By Keith Roysdon and Douglas Walker
The Star Press
MUNCIE, Ind. (AP) — For many of them, the unsolved murder cases they’ve immersed themselves in occurred before their birth, or when they were children.
But for a class of Ball State University students, working with Muncie police on compiling comprehensive notes and video public service announcements on Muncie cold cases has been an affecting experience.
“It’s very emotionally draining,” Austin Highlen, a member of the class, told The Star Press. “We were talking to someone about something that we could never possibly relate to. It’s the first time I’ve ever had the opportunity to talk to someone whose brother is missing, whose son was killed. You’re being most respectful while trying to obtain the information you need. That’s an amazing learning experience.”
Highlen and about a dozen other students in professor Bryan Byers’ Criminal Justice and Criminology 450 class worked with the Muncie Police Department on four local cold cases. Three of them are unsolved murders that were part of The Star Press’ Cold Case Muncie series, including William Gene Burton, Sam Drummer and Lou Ann Cox, and one — Chad Nease — is a case likely to be included in a future Star Press Cold Case package.
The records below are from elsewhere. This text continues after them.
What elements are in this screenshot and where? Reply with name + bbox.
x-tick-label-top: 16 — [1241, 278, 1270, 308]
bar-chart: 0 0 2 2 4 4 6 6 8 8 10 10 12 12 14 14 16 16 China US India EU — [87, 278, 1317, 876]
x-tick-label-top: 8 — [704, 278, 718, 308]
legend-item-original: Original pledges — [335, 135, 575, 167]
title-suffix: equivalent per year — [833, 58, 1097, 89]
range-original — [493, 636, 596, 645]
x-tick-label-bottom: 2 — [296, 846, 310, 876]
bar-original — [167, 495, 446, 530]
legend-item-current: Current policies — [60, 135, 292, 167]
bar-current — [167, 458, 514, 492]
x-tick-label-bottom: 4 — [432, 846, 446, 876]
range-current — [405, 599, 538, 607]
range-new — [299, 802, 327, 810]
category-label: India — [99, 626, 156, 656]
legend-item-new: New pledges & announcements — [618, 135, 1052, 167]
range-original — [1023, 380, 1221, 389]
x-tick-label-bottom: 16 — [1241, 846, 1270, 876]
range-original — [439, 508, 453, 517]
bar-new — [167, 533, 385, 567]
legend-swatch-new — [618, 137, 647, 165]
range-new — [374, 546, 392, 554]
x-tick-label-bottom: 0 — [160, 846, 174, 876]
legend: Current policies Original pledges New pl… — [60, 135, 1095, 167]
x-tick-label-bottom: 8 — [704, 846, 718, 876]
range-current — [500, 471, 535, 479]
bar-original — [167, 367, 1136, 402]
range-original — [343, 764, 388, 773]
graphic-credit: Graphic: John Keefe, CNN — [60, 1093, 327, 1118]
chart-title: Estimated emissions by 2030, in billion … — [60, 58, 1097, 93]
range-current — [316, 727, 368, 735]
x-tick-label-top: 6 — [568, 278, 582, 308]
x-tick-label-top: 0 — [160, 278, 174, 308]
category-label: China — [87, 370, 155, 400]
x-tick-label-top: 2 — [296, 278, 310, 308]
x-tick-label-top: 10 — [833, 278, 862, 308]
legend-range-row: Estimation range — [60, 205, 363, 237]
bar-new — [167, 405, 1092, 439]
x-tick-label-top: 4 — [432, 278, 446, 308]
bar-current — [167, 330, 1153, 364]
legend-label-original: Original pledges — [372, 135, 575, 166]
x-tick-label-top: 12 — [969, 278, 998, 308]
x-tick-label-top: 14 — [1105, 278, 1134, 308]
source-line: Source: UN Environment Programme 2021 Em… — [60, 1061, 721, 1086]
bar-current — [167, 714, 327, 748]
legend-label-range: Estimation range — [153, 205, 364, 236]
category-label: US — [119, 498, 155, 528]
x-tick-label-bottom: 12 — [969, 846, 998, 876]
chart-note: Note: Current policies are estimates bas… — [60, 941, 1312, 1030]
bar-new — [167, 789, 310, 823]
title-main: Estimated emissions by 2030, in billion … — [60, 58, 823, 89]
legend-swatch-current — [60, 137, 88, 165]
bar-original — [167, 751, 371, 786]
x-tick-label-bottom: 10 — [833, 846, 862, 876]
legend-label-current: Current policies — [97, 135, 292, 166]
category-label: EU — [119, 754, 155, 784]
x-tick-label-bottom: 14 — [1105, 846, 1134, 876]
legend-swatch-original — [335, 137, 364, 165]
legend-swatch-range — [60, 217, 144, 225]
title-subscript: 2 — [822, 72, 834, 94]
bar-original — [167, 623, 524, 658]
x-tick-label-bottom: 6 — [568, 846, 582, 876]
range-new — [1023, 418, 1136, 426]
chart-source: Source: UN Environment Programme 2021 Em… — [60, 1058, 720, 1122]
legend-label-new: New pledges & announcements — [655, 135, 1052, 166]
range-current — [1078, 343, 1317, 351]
The Cold Case Muncie series began in The Star Press in 2010 with an in-depth look at what is probably Muncie’s best-known cold case, the unsolved 1985 murders of two teenagers in Westside Park.
The series has since then spotlighted 15 additional unsolved homicides and continues with a 16th Cold Case, Donald Phillips.
As part of their class project, the students have interviewed Star Press reporters and county Coroner Scott Hahn, obtained information from Muncie police investigators, produced detailed narratives summing up the cases and evidence for internal use by MPD and produced cold case video PSAs that MPD can air on the city’s public access channel or post on social media like Facebook. The work is being done in conjunction with Crime Stoppers.
The objective is to get the unsolved cases in the public eye with hopes that someone will come forward with information that might propel the cases toward some resolution, including the arrest of a suspect.
This isn’t the first cold case work by Byers’ class. Students — including Highlen — worked on a series of 18 cold cases and other unresolved investigations in 16 other Indiana communities last year. The class produced case narratives and PSAs for police departments in those areas.
The subject is one that’s intriguing and familiar to Byers, who was a deputy coroner under his father in Marshall County in the 1980s. He was also an investigator for the St. Joseph County prosecutor’s office around that time.
“I learned a lot about death investigations,” Byers said. “Death investigations have always been fascinating to me.”
Closely examining unsolved homicides has likewise been fascinating for students like Highlen and Ashley Lanham, another criminal justice major. Both graduated from Ball State this month.
“It’s been really eye-opening,” Lanham said. “Just being out in the real world and experiencing different people. Talking with victims’ families, that’s pretty hard. Interacting with law enforcement is really eye-opening and I have a lot of respect for them. Getting to work with the newspaper ... and getting to know how you guys work, you get a full perspective.”
Lanham said working on the case involving Burton — whose body was found near the railroad bridge in McCulloch Park in January 1997 — was especially affecting.
“I can’t imagine a 16-year-old kid who everybody loved getting killed like that,” Lanham said. “It shocks me completely.”
Byers said the students thought the cold cases were a “really good experience. They’re so involved this semester with cases they’re working on and benefited greatly by witnessing the feeling in the room among those who had experience such tragedy.”
Lanham plans to pursue her interest in criminal justice as a probation officer, likely in Marion County.
Highlen is a reserve police officer in Winchester and wants to pursue a career in police work. “I love police work,” he said. As for the cold case class, Highlen said the very nature of the subject meant that this class carried a lot of weight and importance.
“Me doing well is not going to mean me getting a good grade in a class,” Highlen said. “We know what we’re working toward. We’re working with the public and investigators and victims’ families and friends. This is real to them. They deserve the best we can do.”